O Museu do Imigrante deve ter a segunda etapa de seu restauro iniciada nas próximas semanas. No início deste mês, o Ministério da Cultura (Minc) autorizou a licitação para as obras, após a readequação orçamentária solicitada pelo órgão. Agora, a Fundação Casa das Artes (FCA) trabalha nos trâmites internos para a abertura do processo licitatório, esperada para os próximos dias.   

A ideia é que a próxima etapa do serviço abranja a maior parte da obra, incluindo alvenaria, forros de madeira, assoalhos, escadas, parte elétrica e hidráulica. A primeira fase, que englobou as esquadrias, foi iniciada há cerca de um ano e está 90% concluída, segundo o presidente da FCA, Jovino Nolasco. A reforma do telhado foi feita em 2010, com recursos da prefeitura.
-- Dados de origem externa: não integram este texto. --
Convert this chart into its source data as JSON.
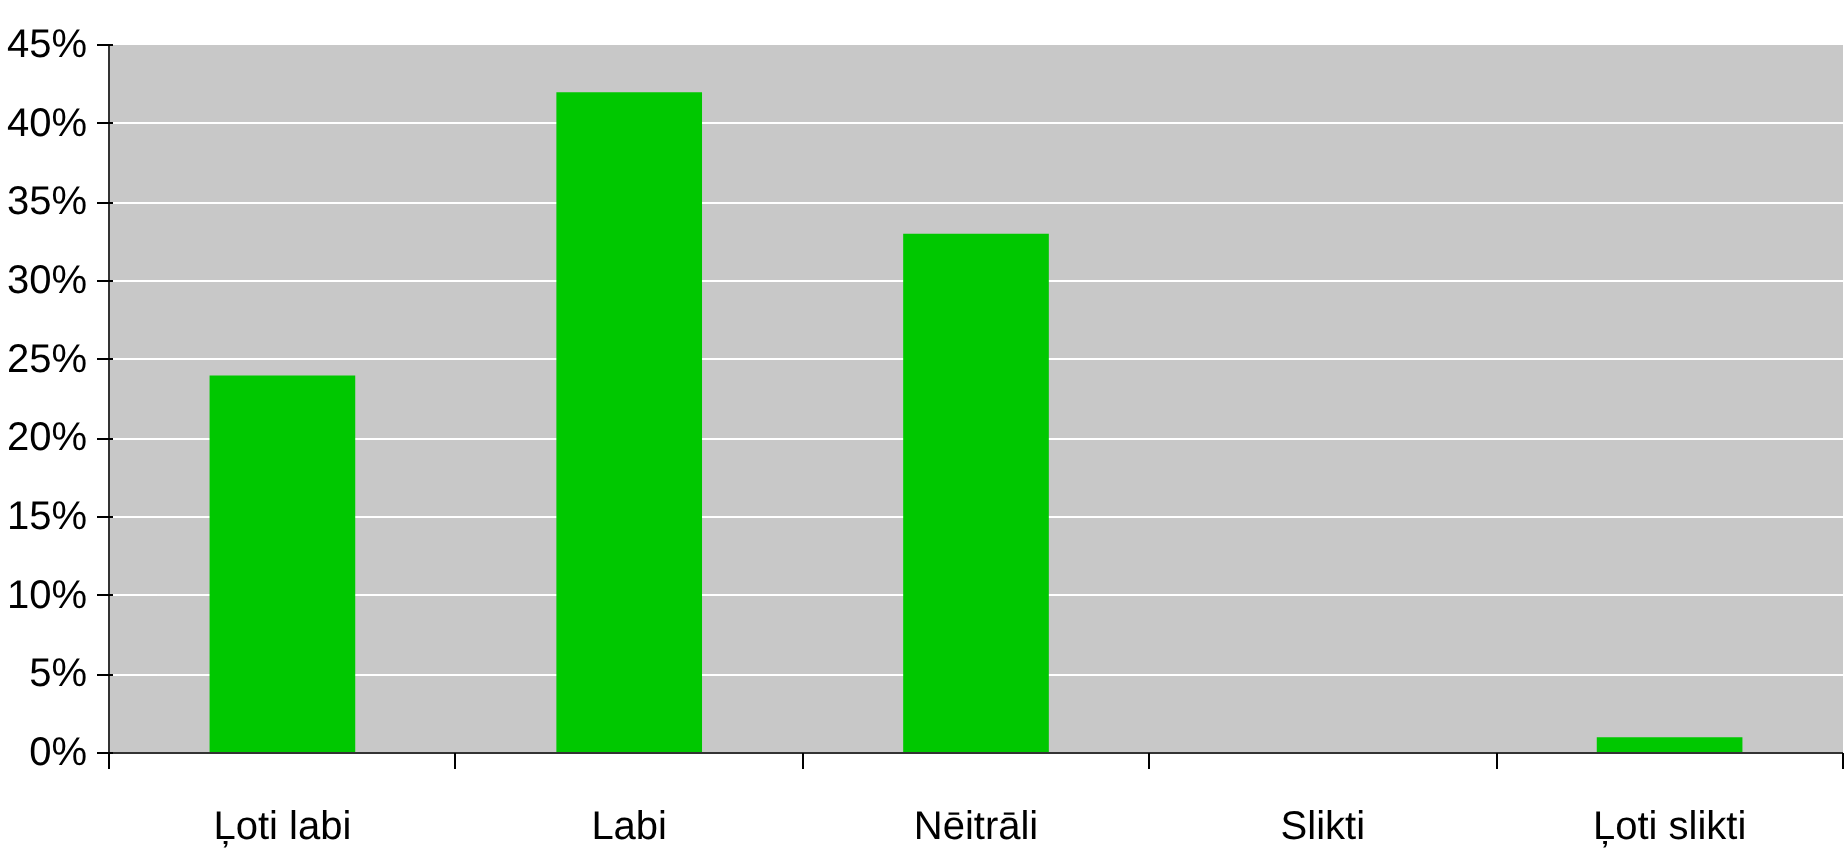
{
  "chart_data": {
    "type": "bar",
    "categories": [
      "Ļoti labi",
      "Labi",
      "Nēitrāli",
      "Slikti",
      "Ļoti slikti"
    ],
    "values": [
      24,
      42,
      33,
      0,
      1
    ],
    "color": "#00c800",
    "ylim": [
      0,
      45
    ],
    "yticks": [
      {
        "value": 0,
        "label": "0%"
      },
      {
        "value": 5,
        "label": "5%"
      },
      {
        "value": 10,
        "label": "10%"
      },
      {
        "value": 15,
        "label": "15%"
      },
      {
        "value": 20,
        "label": "20%"
      },
      {
        "value": 25,
        "label": "25%"
      },
      {
        "value": 30,
        "label": "30%"
      },
      {
        "value": 35,
        "label": "35%"
      },
      {
        "value": 40,
        "label": "40%"
      },
      {
        "value": 45,
        "label": "45%"
      }
    ],
    "grid": "y"
  }
}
Todo o restauro está orçado em R$ 993 mil, incluindo a fase final. A instalação do elevador panorâmico e a informatização podem ser executadas depois que o museu voltar a entrar em funcionamento. De acordo com Fabiano Mazzotti, que trabalha na captação de recursos via Lei Rouanet, cerca de 80% do total foi levantado. Podem investir em projetos culturais aprovados pelo Minc empresas tributadas em lucro real, deduzindo até 4% do Imposto de Renda (IR) devido. O ressarcimento do patrocínio vem no ano seguinte, na forma de restituição ou abatimento do valor do IR a pagar.    
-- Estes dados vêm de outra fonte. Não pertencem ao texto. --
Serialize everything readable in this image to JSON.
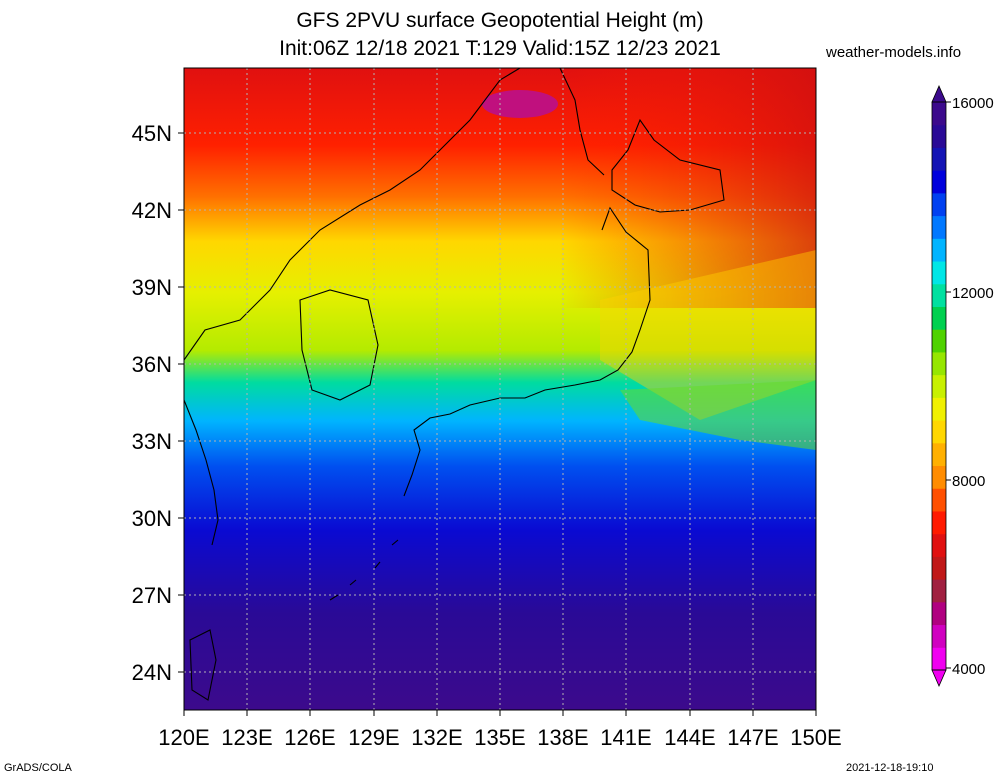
{
  "header": {
    "title": "GFS 2PVU surface Geopotential Height (m)",
    "subtitle": "Init:06Z 12/18 2021 T:129 Valid:15Z 12/23 2021",
    "credit": "weather-models.info"
  },
  "footer": {
    "left": "GrADS/COLA",
    "right": "2021-12-18-19:10"
  },
  "map": {
    "lon_labels": [
      "120E",
      "123E",
      "126E",
      "129E",
      "132E",
      "135E",
      "138E",
      "141E",
      "144E",
      "147E",
      "150E"
    ],
    "lat_labels": [
      "45N",
      "42N",
      "39N",
      "36N",
      "33N",
      "30N",
      "27N",
      "24N"
    ],
    "lon_range": [
      120,
      150
    ],
    "lat_range": [
      22.5,
      47.5
    ]
  },
  "colorbar": {
    "labels": [
      "16000",
      "12000",
      "8000",
      "4000"
    ],
    "levels": [
      4000,
      16000
    ],
    "colors": [
      "#f000f0",
      "#d000c0",
      "#b00080",
      "#a02040",
      "#c01818",
      "#e01010",
      "#ff1a00",
      "#ff5000",
      "#ff8c00",
      "#ffb000",
      "#ffd700",
      "#f0f000",
      "#c8f000",
      "#96e600",
      "#50d200",
      "#00d050",
      "#00e0a0",
      "#00e6e6",
      "#00b4ff",
      "#0078ff",
      "#0040f0",
      "#0000dc",
      "#1414b4",
      "#2a0a96",
      "#3c0a8c"
    ]
  }
}
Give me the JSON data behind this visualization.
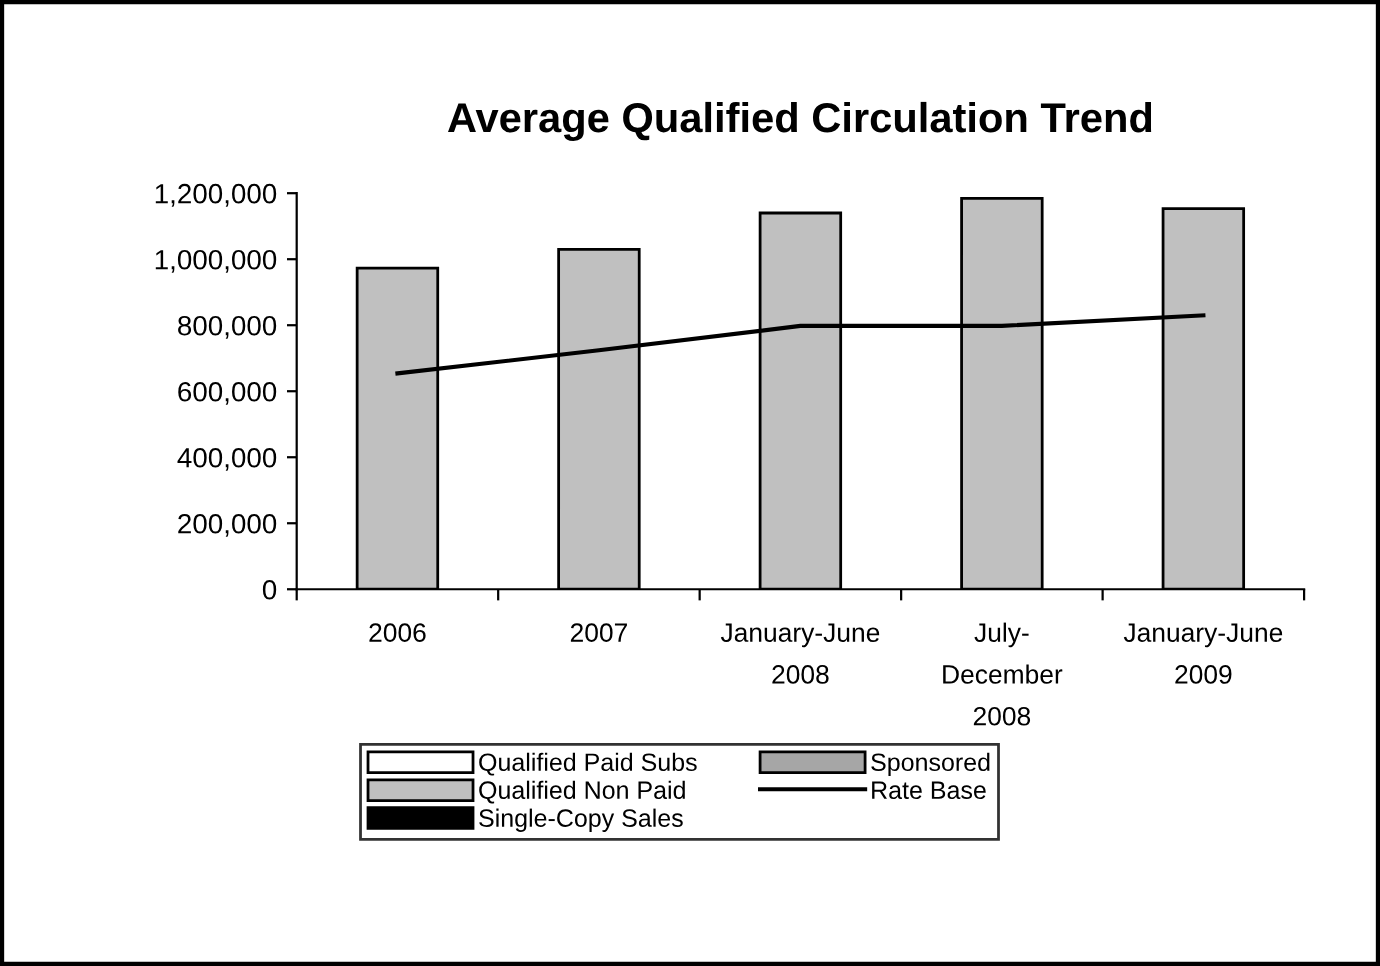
{
  "chart_data": {
    "type": "bar",
    "title": "Average Qualified Circulation Trend",
    "categories": [
      "2006",
      "2007",
      "January-June\n2008",
      "July-\nDecember\n2008",
      "January-June\n2009"
    ],
    "series": [
      {
        "name": "Qualified Paid Subs",
        "color": "#ffffff",
        "values": [
          null,
          null,
          null,
          null,
          null
        ]
      },
      {
        "name": "Qualified Non Paid",
        "color": "#c0c0c0",
        "values": [
          973000,
          1030000,
          1140000,
          1184000,
          1153000
        ]
      },
      {
        "name": "Single-Copy Sales",
        "color": "#000000",
        "values": [
          null,
          null,
          null,
          null,
          null
        ]
      },
      {
        "name": "Sponsored",
        "color": "#a6a6a6",
        "values": [
          null,
          null,
          null,
          null,
          null
        ]
      },
      {
        "name": "Rate Base",
        "type": "line",
        "color": "#000000",
        "values": [
          654000,
          724000,
          798000,
          798000,
          830000
        ]
      }
    ],
    "ylim": [
      0,
      1200000
    ],
    "yticks": [
      {
        "value": 0,
        "label": "0"
      },
      {
        "value": 200000,
        "label": "200,000"
      },
      {
        "value": 400000,
        "label": "400,000"
      },
      {
        "value": 600000,
        "label": "600,000"
      },
      {
        "value": 800000,
        "label": "800,000"
      },
      {
        "value": 1000000,
        "label": "1,000,000"
      },
      {
        "value": 1200000,
        "label": "1,200,000"
      }
    ],
    "grid": false,
    "legend": "bottom",
    "marker": "none"
  }
}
Mazzotti acha pouco provável que a restauração seja concluída até o final do ano, já que depende de condições climáticas e procedimentos burocráticos nas licitações. Nolasco é mais otimista. “Queremos abrir para a população no início de 2016. O museu era a segunda maior atração turística da cidade, atrás apenas da Vinícola Aurora. Todo esse tempo em que permanece fora de funcionamento os turistas continuam o procurando”, informa o secretário de Cultura. 

Acervo

Removido há cinco anos, quando o prédio foi fechado para o início do serviço, o acervo está dividido em três partes, conforme Nolasco. Os itens mais delicados estão no anexo do museu e outros estão embalados no porão da Casa das Artes, bem como os de maior volume. O deslocamento de algumas peças nas últimas semanas, para a abertura de um espaço para um camarim improvisado sob o anfiteatro, gerou dúvidas quanto às condições de armazenamento das mesmas. O presidente da FCA garante que os procedimentos são realizados com a precaução necessária, inclusive com a presença de profissionais como museólogo e dedetizador, e que o espaço e as condições físicas são adequadas.